Zu einem Antrag auf Protokollierung einer Einigung muss es somit nach den Bestimmungen des RVG nicht unbedingt kommen, denn es reicht zum Gebührenanfall bereits die Verhandlung über in diesem Verfahren nicht rechtshängige Ansprüche. Die Differenzverfahrensgebühr gemäß Nr. 3101 Nr. 2 VV RVG erhält der Rechtsanwalt aus dem Wert der in diesem Verfahren nicht rechtshängigen Ansprüche. Das bedeutet, die Ansprüche sind entweder

gar nicht anhängig oder
in einem anderen Verfahren anhängig.
 

Rz. 493

 

Praxistipp

Sofern es nicht zu einer Einigung kommt, sollte im Termin darauf geachtet werden, dass das Gericht die Gebühren auslösende Tätigkeit ins Sitzungsprotokoll aufnimmt. So ist gewährleistet, dass es später nicht zu Streit über die Frage der Entstehung der Gebühr kommt.
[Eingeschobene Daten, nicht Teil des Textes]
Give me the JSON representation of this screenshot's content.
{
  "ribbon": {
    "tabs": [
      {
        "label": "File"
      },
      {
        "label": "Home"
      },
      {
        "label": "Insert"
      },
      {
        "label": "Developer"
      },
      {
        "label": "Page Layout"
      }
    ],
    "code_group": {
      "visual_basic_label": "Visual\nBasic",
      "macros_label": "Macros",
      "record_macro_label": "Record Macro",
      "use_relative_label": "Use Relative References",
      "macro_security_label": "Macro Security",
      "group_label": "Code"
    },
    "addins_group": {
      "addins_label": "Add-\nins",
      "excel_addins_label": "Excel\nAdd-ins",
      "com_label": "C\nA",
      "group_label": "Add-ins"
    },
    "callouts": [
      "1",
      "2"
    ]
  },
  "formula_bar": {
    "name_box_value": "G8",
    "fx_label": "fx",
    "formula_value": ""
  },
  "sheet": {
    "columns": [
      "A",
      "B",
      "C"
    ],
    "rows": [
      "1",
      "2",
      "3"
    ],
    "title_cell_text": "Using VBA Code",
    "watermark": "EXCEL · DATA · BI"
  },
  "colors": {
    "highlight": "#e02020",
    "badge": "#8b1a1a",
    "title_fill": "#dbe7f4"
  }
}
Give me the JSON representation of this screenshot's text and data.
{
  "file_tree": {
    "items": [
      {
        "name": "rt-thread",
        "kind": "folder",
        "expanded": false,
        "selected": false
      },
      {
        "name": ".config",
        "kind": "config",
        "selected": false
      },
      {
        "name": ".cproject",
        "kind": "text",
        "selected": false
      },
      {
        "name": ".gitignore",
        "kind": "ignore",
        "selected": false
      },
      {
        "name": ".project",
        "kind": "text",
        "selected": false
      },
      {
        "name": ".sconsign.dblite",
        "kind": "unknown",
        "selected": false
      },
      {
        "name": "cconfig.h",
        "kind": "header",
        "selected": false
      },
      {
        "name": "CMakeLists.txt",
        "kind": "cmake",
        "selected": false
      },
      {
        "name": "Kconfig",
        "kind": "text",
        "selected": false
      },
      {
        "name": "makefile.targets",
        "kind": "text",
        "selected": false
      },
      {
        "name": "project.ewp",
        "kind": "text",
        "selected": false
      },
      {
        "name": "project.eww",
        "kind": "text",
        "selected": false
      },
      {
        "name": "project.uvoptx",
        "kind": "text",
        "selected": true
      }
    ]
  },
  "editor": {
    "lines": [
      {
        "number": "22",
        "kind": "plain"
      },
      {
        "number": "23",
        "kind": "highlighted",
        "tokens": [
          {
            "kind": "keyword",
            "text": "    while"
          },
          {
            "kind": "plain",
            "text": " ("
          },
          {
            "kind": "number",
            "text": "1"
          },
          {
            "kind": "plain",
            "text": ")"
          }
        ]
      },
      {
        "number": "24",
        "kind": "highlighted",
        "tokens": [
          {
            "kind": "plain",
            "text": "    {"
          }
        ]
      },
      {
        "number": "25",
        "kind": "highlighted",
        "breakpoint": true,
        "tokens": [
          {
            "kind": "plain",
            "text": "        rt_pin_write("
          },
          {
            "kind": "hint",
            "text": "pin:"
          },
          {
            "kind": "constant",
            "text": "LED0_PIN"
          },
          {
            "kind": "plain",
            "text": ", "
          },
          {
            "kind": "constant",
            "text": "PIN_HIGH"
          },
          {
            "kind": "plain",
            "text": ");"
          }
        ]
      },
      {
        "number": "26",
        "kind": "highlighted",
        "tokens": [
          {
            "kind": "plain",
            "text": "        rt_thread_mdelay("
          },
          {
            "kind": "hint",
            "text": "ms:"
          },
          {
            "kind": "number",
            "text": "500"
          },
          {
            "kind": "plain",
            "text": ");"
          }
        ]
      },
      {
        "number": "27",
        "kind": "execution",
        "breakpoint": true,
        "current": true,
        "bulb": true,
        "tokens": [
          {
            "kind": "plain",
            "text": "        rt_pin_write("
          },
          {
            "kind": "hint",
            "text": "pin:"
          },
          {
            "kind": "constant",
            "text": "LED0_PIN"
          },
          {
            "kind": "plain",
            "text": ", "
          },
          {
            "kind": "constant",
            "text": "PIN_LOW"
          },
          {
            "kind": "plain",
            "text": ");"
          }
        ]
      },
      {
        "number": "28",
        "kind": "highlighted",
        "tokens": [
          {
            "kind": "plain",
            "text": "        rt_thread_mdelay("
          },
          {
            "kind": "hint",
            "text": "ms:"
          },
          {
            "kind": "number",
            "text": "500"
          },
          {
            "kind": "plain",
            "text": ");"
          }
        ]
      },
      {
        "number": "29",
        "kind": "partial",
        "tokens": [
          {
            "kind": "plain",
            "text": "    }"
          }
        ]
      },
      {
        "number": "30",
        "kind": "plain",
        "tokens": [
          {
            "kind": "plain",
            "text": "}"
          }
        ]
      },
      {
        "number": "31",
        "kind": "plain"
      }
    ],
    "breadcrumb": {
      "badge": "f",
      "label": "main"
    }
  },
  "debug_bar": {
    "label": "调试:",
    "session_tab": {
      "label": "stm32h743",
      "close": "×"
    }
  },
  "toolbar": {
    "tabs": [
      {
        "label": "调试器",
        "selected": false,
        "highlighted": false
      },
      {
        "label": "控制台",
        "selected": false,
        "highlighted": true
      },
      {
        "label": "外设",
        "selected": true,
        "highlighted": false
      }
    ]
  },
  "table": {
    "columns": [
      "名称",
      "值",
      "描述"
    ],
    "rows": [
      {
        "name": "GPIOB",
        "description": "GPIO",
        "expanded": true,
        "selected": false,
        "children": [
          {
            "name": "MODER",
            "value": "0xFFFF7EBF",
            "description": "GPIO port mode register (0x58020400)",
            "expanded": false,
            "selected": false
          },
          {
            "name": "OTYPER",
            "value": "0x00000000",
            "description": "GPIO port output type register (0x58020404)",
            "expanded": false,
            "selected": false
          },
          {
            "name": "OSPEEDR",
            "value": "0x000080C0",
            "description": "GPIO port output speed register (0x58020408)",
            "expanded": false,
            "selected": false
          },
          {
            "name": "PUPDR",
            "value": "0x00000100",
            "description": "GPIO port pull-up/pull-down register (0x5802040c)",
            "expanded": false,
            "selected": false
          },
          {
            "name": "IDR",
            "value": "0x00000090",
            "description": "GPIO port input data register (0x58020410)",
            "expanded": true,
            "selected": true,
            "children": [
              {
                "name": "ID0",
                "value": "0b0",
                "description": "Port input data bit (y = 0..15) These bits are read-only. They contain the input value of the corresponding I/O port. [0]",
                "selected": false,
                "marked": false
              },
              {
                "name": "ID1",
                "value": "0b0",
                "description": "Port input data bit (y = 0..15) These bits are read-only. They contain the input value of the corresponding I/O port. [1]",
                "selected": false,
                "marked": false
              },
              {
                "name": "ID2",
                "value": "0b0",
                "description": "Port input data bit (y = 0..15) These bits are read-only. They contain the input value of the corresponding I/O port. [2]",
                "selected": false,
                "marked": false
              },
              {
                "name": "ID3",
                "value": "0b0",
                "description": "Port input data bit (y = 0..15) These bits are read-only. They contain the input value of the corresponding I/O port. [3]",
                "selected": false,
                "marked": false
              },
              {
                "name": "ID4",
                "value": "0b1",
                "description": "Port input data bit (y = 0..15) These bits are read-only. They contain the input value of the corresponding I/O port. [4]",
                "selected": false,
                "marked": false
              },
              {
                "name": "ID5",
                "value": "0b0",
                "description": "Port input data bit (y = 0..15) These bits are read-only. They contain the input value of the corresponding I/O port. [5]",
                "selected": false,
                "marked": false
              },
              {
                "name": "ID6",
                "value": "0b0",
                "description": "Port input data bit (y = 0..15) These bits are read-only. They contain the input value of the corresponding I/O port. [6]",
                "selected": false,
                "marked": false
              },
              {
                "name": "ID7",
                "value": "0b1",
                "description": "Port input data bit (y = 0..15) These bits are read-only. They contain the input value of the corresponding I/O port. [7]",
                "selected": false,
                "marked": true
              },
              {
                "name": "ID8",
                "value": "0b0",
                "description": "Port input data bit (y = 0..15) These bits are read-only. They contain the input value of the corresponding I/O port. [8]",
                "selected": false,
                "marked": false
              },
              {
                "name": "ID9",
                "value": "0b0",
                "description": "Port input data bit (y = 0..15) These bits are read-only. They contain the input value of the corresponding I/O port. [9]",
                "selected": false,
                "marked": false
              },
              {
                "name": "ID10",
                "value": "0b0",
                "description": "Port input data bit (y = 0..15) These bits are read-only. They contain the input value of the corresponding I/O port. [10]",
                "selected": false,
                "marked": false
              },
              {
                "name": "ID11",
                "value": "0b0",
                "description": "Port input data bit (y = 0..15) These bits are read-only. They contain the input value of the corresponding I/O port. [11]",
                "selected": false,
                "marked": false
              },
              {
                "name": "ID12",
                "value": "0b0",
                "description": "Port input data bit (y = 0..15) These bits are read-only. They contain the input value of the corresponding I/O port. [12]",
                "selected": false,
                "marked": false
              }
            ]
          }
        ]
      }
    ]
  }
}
Dabei sollte darauf geachtet werden, dass das Gericht die Ansprüche, über die verhandelt wurde, nach Möglichkeit auch beziffert.

 

Rz. 494

Denkbar sind aber auch Fälle, in denen das Gericht einen Vergleichsvorschlag unterbreitet und einer der Beteiligten versucht, für den anderen Beteiligten gänzlich neue oder gar unbekannte Forderungen in die Verhandlungen mit einzubeziehen. Es stellt sich die Frage, ob der Rechtsanwalt, der im Verfahren mit derartigen Ansprüchen erstmalig konfrontiert wird, überhaupt einen Auftrag zur Verhandlung über diese Ansprüche hat. Möglicherweise sind die Ansprüche aber auch bekannt, aus Kostengründen soll jedoch eine Verhandlung hierüber nicht erfolgen.

 

Rz. 495

 

Praxistipp

Will man verhindern, dass die Differenzverfahrensgebühr anfällt (und möglicherweise eine Terminsgebühr gleich obendrein, siehe Rdn 497 ff. nachstehend), sollte man nicht in Verhandlungen hierüber eintreten, denn selbst das Verhandeln löst die entsprechenden Gebühren aus. Hier bietet es sich an, den Gegenanwalt darauf hinzuweisen, dass diese Ansprüche nicht Gegenstand des Verfahrens sind und man sich wegen dieser Ansprüche schriftlich melden soll. Damit ist der Gebührenanfall natürlich nicht per se verhindert, aber zumindest für diesen Moment.

Musterrechnungen zum Thema Differenzverfahrensgebühr, siehe Rdn 510.

[335] BT-Drucks 17/11471 vom 14.11.2012, 2. KostRMoG, S. 430 f.